Dentro de mais alguns dias, conheceremos os votos dos ministros do STF encarregados de julgar Jair Bolsonaro e a pena imposta ao ex-presidente. O preocupante é que, por mais bem fundamentada que venha a ser a condenação, parcela não desprezível do eleitorado a considerará ilegítima.
No plano objetivo e abstraindo quaisquer considerações jurídicas, é zero a dúvida de que Bolsonaro atentou contra a democracia. Apenas tentar produzir razões "legais" para não entregar o poder após ter perdido uma eleição, algo que ele admite que fez, já viola as regras do jogo institucional. A essência da democracia é justamente fazer com que governantes que perdem eleições deixem o poder sem resistir.
Ainda que o ex-presidente achasse que a eleição foi marcada por irregularidades, não caberia a um candidato decretar isso. No mais, é difícil defender a ideia de que houve algum tipo de fraude contra o grupo político do ex-presidente quando se considera que vários governadores bolsonaristas foram eleitos e que seu partido fez a maior bancada da Câmara dos Deputados.

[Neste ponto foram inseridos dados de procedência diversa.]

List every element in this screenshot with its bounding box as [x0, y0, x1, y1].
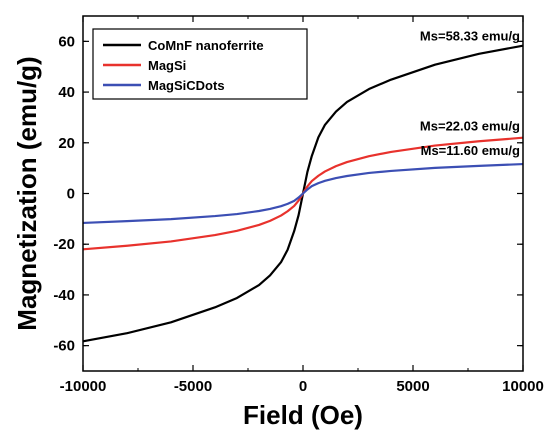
legend: CoMnF nanoferrite MagSi MagSiCDots — [92, 28, 308, 100]
ms-annotation-1: Ms=58.33 emu/g — [420, 29, 520, 44]
y-axis-title: Magnetization (emu/g) — [12, 56, 42, 330]
x-axis-title: Field (Oe) — [243, 400, 363, 430]
x-tick-label: 0 — [299, 378, 307, 395]
y-tick-label: -20 — [53, 236, 75, 253]
legend-label-2: MagSi — [148, 58, 186, 73]
y-tick-label: 40 — [58, 84, 75, 101]
legend-label-1: CoMnF nanoferrite — [148, 38, 264, 53]
y-tick-label: 0 — [67, 186, 75, 203]
y-tick-label: -60 — [53, 338, 75, 355]
ms-annotation-2: Ms=22.03 emu/g — [420, 119, 520, 134]
y-tick-label: 60 — [58, 33, 75, 50]
axis-ticks — [82, 16, 524, 371]
series-line-3-descending — [82, 163, 524, 224]
y-tick-label: 20 — [58, 135, 75, 152]
legend-label-3: MagSiCDots — [148, 78, 225, 93]
axis-tick-labels: -10000 -5000 0 5000 10000 -60 -40 -20 0 20 40 60 — [53, 33, 544, 395]
x-tick-label: 10000 — [502, 378, 544, 395]
x-tick-label: 5000 — [396, 378, 429, 395]
y-tick-label: -40 — [53, 287, 75, 304]
annotations: Ms=58.33 emu/g Ms=22.03 emu/g Ms=11.60 emu… — [420, 29, 520, 158]
series-curves — [82, 44, 524, 343]
ms-annotation-3: Ms=11.60 emu/g — [421, 143, 520, 158]
x-tick-label: -10000 — [60, 378, 107, 395]
x-tick-label: -5000 — [174, 378, 212, 395]
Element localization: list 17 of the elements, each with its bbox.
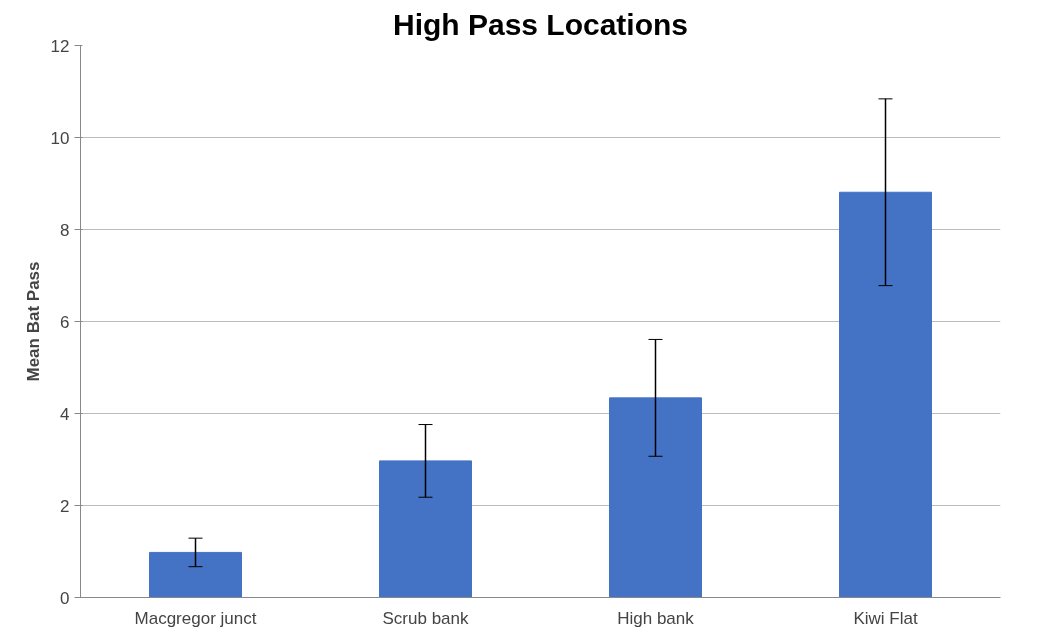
y-axis-title: Mean Bat Pass <box>23 261 43 382</box>
y-tick-label: 12 <box>50 36 70 56</box>
bar <box>379 460 472 598</box>
x-tick-label: Scrub bank <box>382 608 469 628</box>
x-tick-label: High bank <box>617 608 695 628</box>
x-tick-label: Macgregor junct <box>134 608 257 628</box>
y-tick-label: 10 <box>50 128 70 148</box>
y-tick-label: 4 <box>60 404 70 424</box>
y-tick-label: 8 <box>60 220 70 240</box>
bar <box>839 191 932 598</box>
y-tick-label: 2 <box>60 496 70 516</box>
bar <box>609 397 702 598</box>
y-tick-label: 0 <box>60 588 70 608</box>
chart-title: High Pass Locations <box>392 7 689 41</box>
x-tick-label: Kiwi Flat <box>853 608 918 628</box>
y-tick-label: 6 <box>60 312 70 332</box>
bar <box>149 551 242 598</box>
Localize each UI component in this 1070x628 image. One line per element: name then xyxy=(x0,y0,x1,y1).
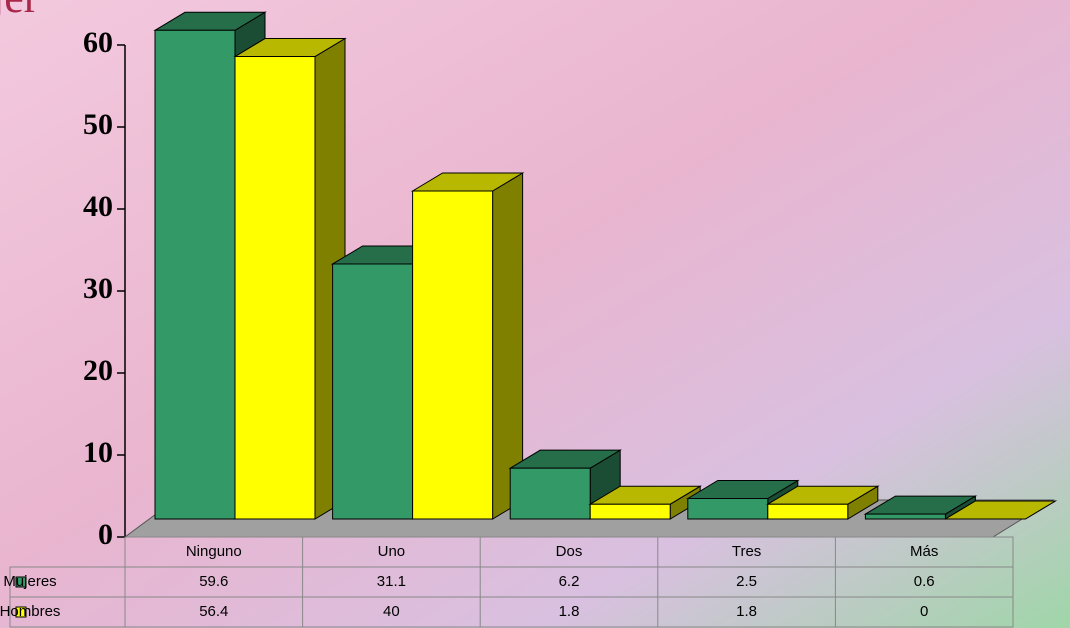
bar xyxy=(765,485,880,520)
bar xyxy=(410,172,525,520)
data-label: 31.1 xyxy=(377,573,406,590)
y-tick-label: 50 xyxy=(83,108,113,141)
bar xyxy=(943,500,1058,520)
x-tick-label: Tres xyxy=(732,543,761,560)
data-label: 6.2 xyxy=(559,573,580,590)
bar xyxy=(863,495,978,520)
bar-face xyxy=(332,263,414,520)
x-tick-label: Uno xyxy=(378,543,406,560)
legend-label: Mujeres xyxy=(3,573,56,590)
legend-label: Hombres xyxy=(0,603,60,620)
data-label: 1.8 xyxy=(559,603,580,620)
data-label: 59.6 xyxy=(199,573,228,590)
bar-face xyxy=(412,190,494,520)
y-tick-label: 30 xyxy=(83,272,113,305)
x-tick-label: Ninguno xyxy=(186,543,242,560)
x-tick-label: Más xyxy=(910,543,938,560)
bar-face xyxy=(154,29,236,520)
bar-face xyxy=(767,503,849,520)
legend-swatch xyxy=(15,606,27,618)
chart-title: jer xyxy=(0,0,39,22)
y-tick-label: 0 xyxy=(98,518,113,551)
data-label: 56.4 xyxy=(199,603,228,620)
bar-face xyxy=(589,503,671,520)
data-label: 0 xyxy=(920,603,928,620)
bar-face xyxy=(509,467,591,520)
bar xyxy=(233,37,347,520)
bar-face xyxy=(943,500,1058,520)
data-label: 40 xyxy=(383,603,400,620)
legend-swatch xyxy=(15,576,27,588)
data-label: 0.6 xyxy=(914,573,935,590)
bar-face xyxy=(234,56,316,520)
bar-face xyxy=(864,513,946,520)
x-tick-label: Dos xyxy=(556,543,583,560)
y-tick-label: 10 xyxy=(83,436,113,469)
y-tick-label: 40 xyxy=(83,190,113,223)
bar xyxy=(588,485,703,520)
data-label: 2.5 xyxy=(736,573,757,590)
y-tick-label: 60 xyxy=(83,26,113,59)
bar-face xyxy=(687,498,769,520)
y-tick-label: 20 xyxy=(83,354,113,387)
data-label: 1.8 xyxy=(736,603,757,620)
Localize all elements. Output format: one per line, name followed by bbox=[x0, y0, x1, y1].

A pergunta que fica, então, é como milhões de brasileiros, que até prova em contrário não são doidos, ainda defendem Bolsonaro. A melhor hipótese que me ocorre para explicar isso é a levantada por Hugo Mercier e Dan Sperber, a cujo trabalho sempre aludo aqui. Para a dupla, a razão não evoluiu para nos tornar capazes de apurar fatos objetivos e encontrar verdades (ainda que possa em certas situações fazer isso), mas para nos capacitar a vencer debates e ficar bem diante do grupo.
Hoje, com as redes sociais, cada um carrega seu próprio grupo no bolso e com ele interage o tempo todo, o que leva à multiplicação dos reforços positivos que o indivíduo recebe cada vez que se mostra leal aos consensos de seus pares. O resultado desse processo é a cristalização e até a radicalização das posições do grupo.
Punir os golpistas é uma necessidade para desestimular ataques futuros, mas não deve mudar muito o quadro de polarização afetiva que divide o país.